The NASDR found that Grimes engaged in a pattern of making unsuitable recommendations of class B shares to customers. He recommended that each of 15 customers purchase over US$250,000 in class B shares, when it would have been more cost-effective for those customers to purchase of class A shares.
NASDR found that recommendations to purchase over US$250,000 in class B shares exceeded the maximum purchase limitation and were unsuitable in light of the amount sold, the sales and distribution charges incurred and because the customers could have purchased the A shares with substantially lower sales charges. NASDR also found that Stifel and Grimes earned sales commissions of over US$290,000 on the sale of class B shares. The sales commissions would have been less than half this amount had they sold class A shares.
In another instance, NASDR found that Grimes recommended to 29 customers that they liquidate another mutual fund and purchase, in the aggregate, over US$500,000 of class B shares. Again, the customers were eligible to purchase class A shares, and NASDR says the A shares were the more cost-effective purchase at the time because of a temporary marketing promotion offered by the fund that eliminated a sales load at either the time of purchase or the time of sale. Stifel and Grimes earned $21,000 on the sale of these class B shares, and would not have earned any sales commission had they sold class A shares.
As part of a settlement with the NASDR, Stifel has agreed to exchange the class B shares sold to these customers for class A shares at no charge. The maximum possible cost of this restitution offer, should every customer make the exchange, is approximately US$225,000, which will be paid jointly by Stifel and Grimes.

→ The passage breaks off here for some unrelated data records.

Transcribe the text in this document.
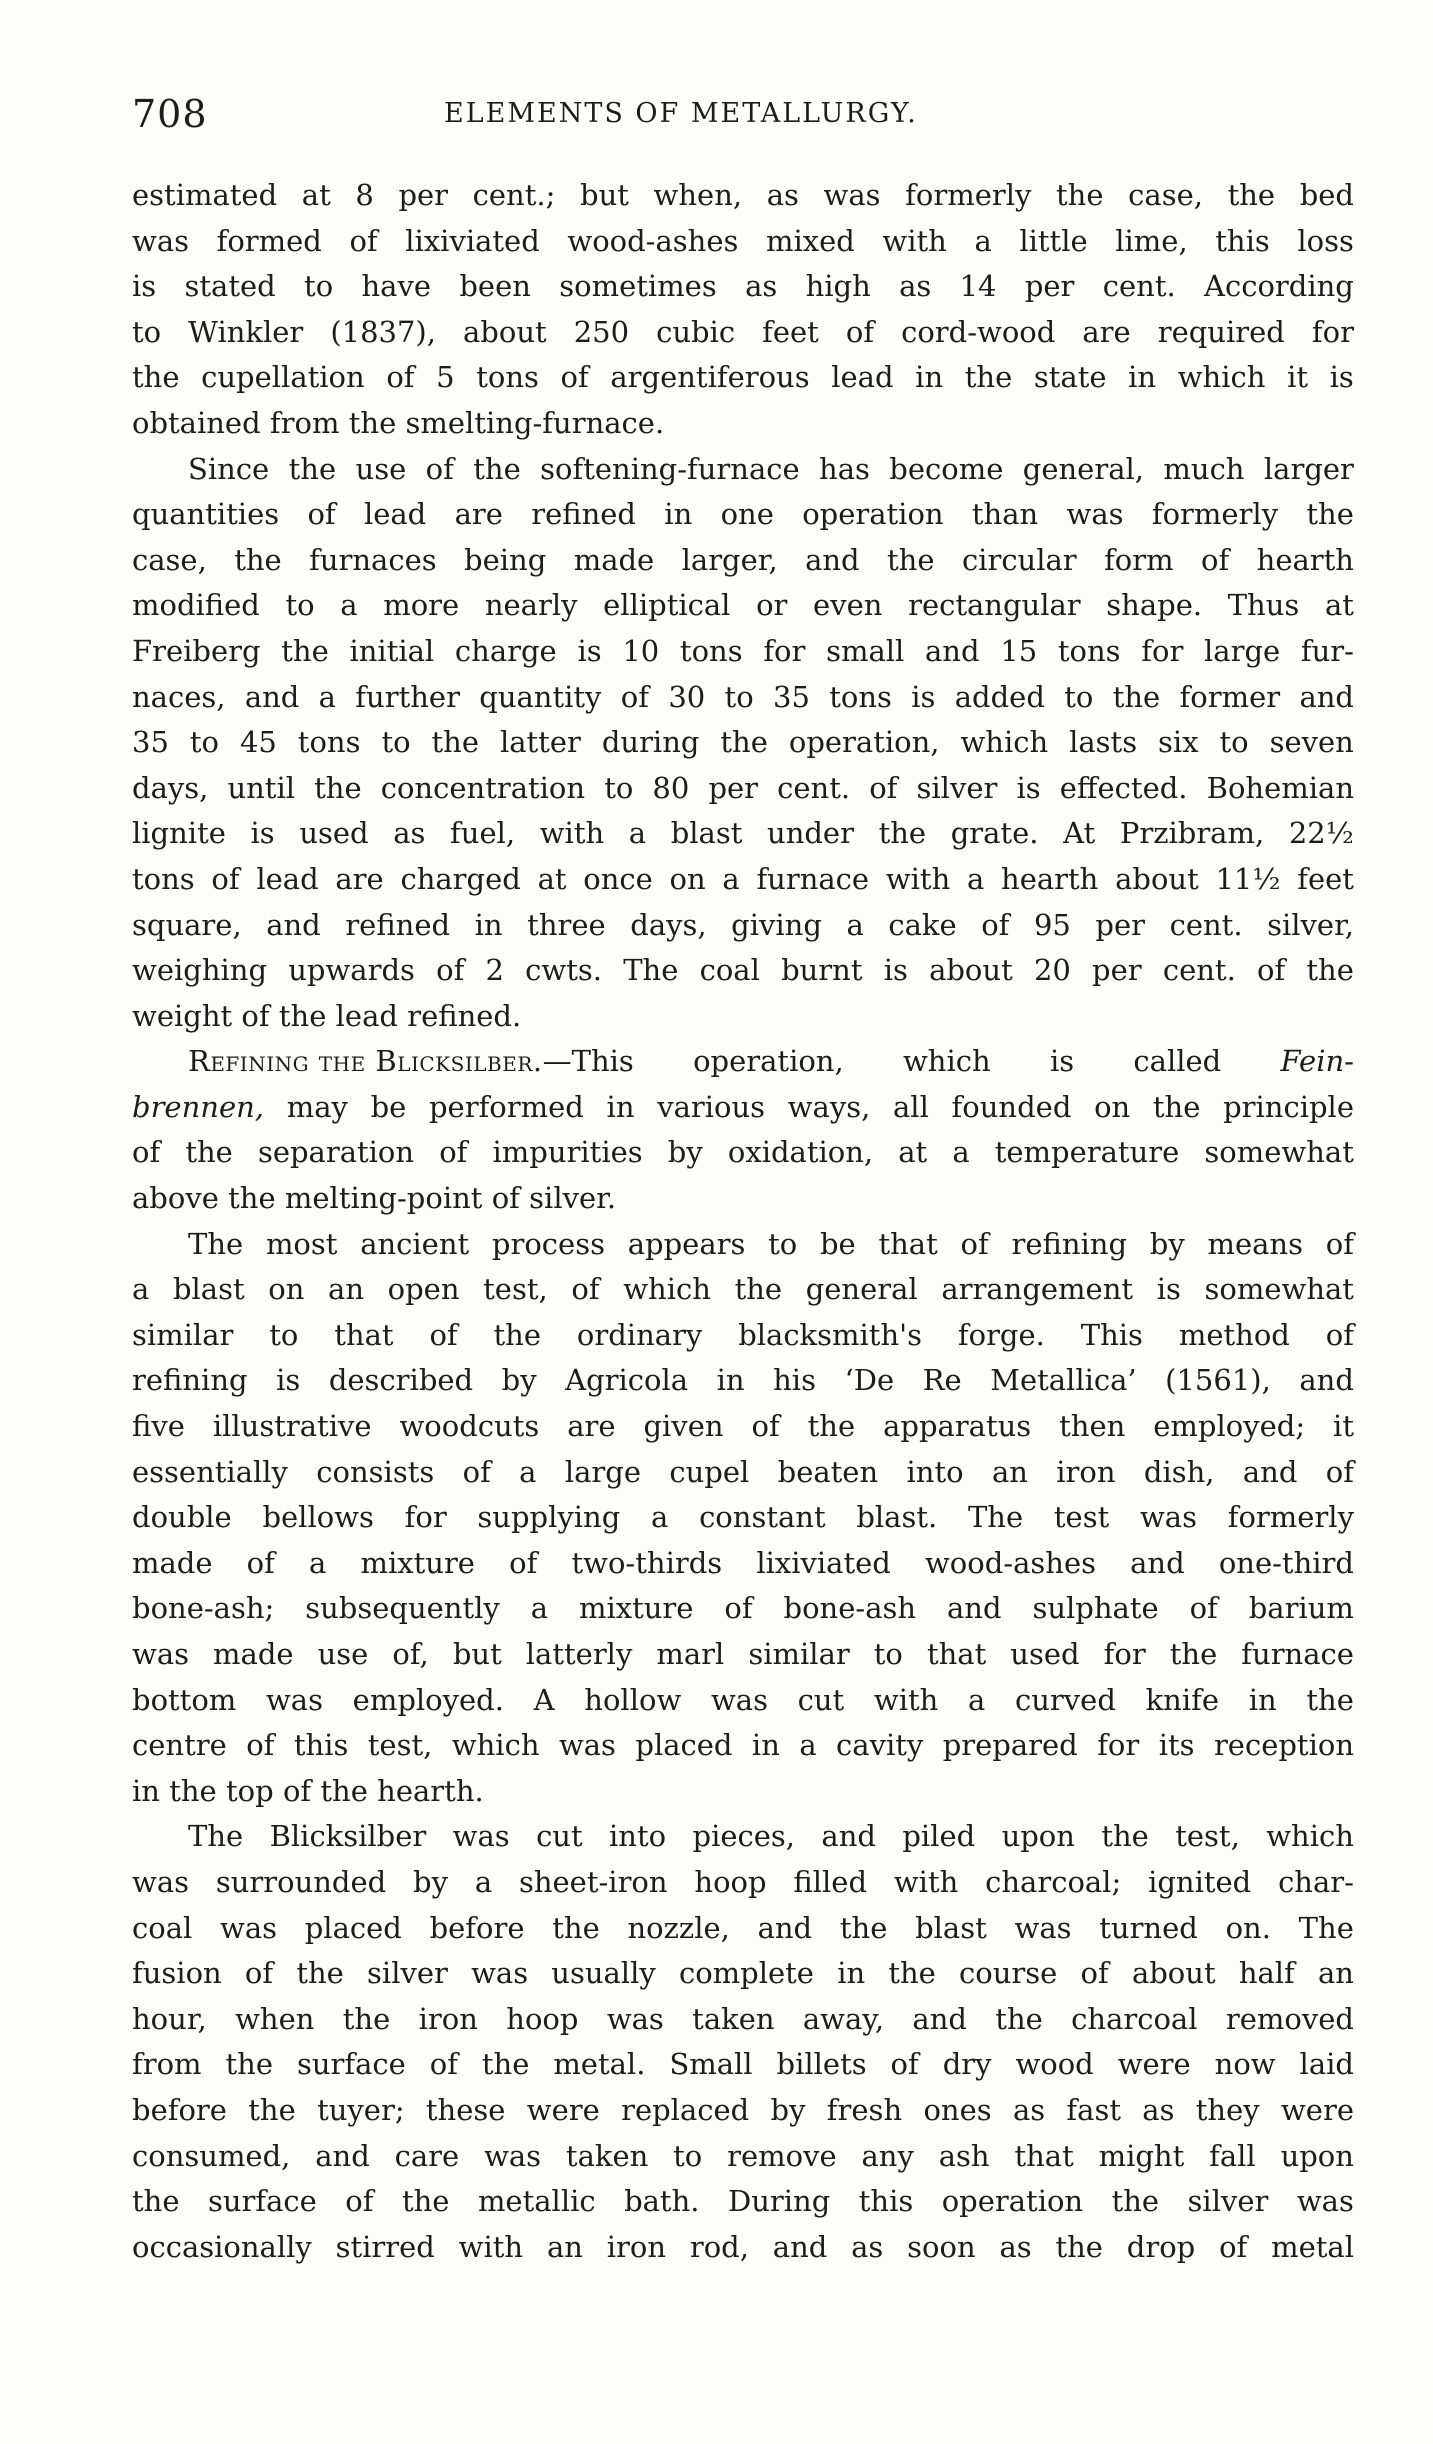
708	ELEMENTS OF METALLURGY.
estimated at 8 per cent.; but when, as was formerly the case, the bed
was formed of lixiviated wood-ashes mixed with a little lime, this loss
is stated to have been sometimes as high as 14 per cent. According
to Winkler (1837), about 250 cubic feet of cord-wood are required for
the cupellation of 5 tons of argentiferous lead in the state in which it is
obtained from the smelting-furnace.
Since the use of the softening-furnace has become general, much larger
quantities of lead are refined in one operation than was formerly the
case, the furnaces being made larger, and the circular form of hearth
modified to a more nearly elliptical or even rectangular shape. Thus at
Freiberg the initial charge is 10 tons for small and 15 tons for large fur-
naces, and a further quantity of 30 to 35 tons is added to the former and
35 to 45 tons to the latter during the operation, which lasts six to seven
days, until the concentration to 80 per cent. of silver is effected. Bohemian
lignite is used as fuel, with a blast under the grate. At Przibram, 22½
tons of lead are charged at once on a furnace with a hearth about 11½ feet
square, and refined in three days, giving a cake of 95 per cent. silver,
weighing upwards of 2 cwts. The coal burnt is about 20 per cent. of the
weight of the lead refined.
Refining the Blicksilber.—This operation, which is called Fein-
brennen, may be performed in various ways, all founded on the principle
of the separation of impurities by oxidation, at a temperature somewhat
above the melting-point of silver.
The most ancient process appears to be that of refining by means of
a blast on an open test, of which the general arrangement is somewhat
similar to that of the ordinary blacksmith's forge. This method of
refining is described by Agricola in his ‘De Re Metallica’ (1561), and
five illustrative woodcuts are given of the apparatus then employed; it
essentially consists of a large cupel beaten into an iron dish, and of
double bellows for supplying a constant blast. The test was formerly
made of a mixture of two-thirds lixiviated wood-ashes and one-third
bone-ash; subsequently a mixture of bone-ash and sulphate of barium
was made use of, but latterly marl similar to that used for the furnace
bottom was employed. A hollow was cut with a curved knife in the
centre of this test, which was placed in a cavity prepared for its reception
in the top of the hearth.
The Blicksilber was cut into pieces, and piled upon the test, which
was surrounded by a sheet-iron hoop filled with charcoal; ignited char-
coal was placed before the nozzle, and the blast was turned on. The
fusion of the silver was usually complete in the course of about half an
hour, when the iron hoop was taken away, and the charcoal removed
from the surface of the metal. Small billets of dry wood were now laid
before the tuyer; these were replaced by fresh ones as fast as they were
consumed, and care was taken to remove any ash that might fall upon
the surface of the metallic bath. During this operation the silver was
occasionally stirred with an iron rod, and as soon as the drop of metal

As a result of the NASD disciplinary action, Grimes has been suspended for 30 days and will pay fine of US$30,000. Lasko has been suspended for 10 days in a supervisory capacity, and has been fined, together with the firm, US$25,000. Stifel has agreed to pay a total fine of US$41,000, which included the violations noted above. Both the firm and the two respondents have neither admitted nor denied the allegations, but have consented to the entry of findings pursuant to the settlement.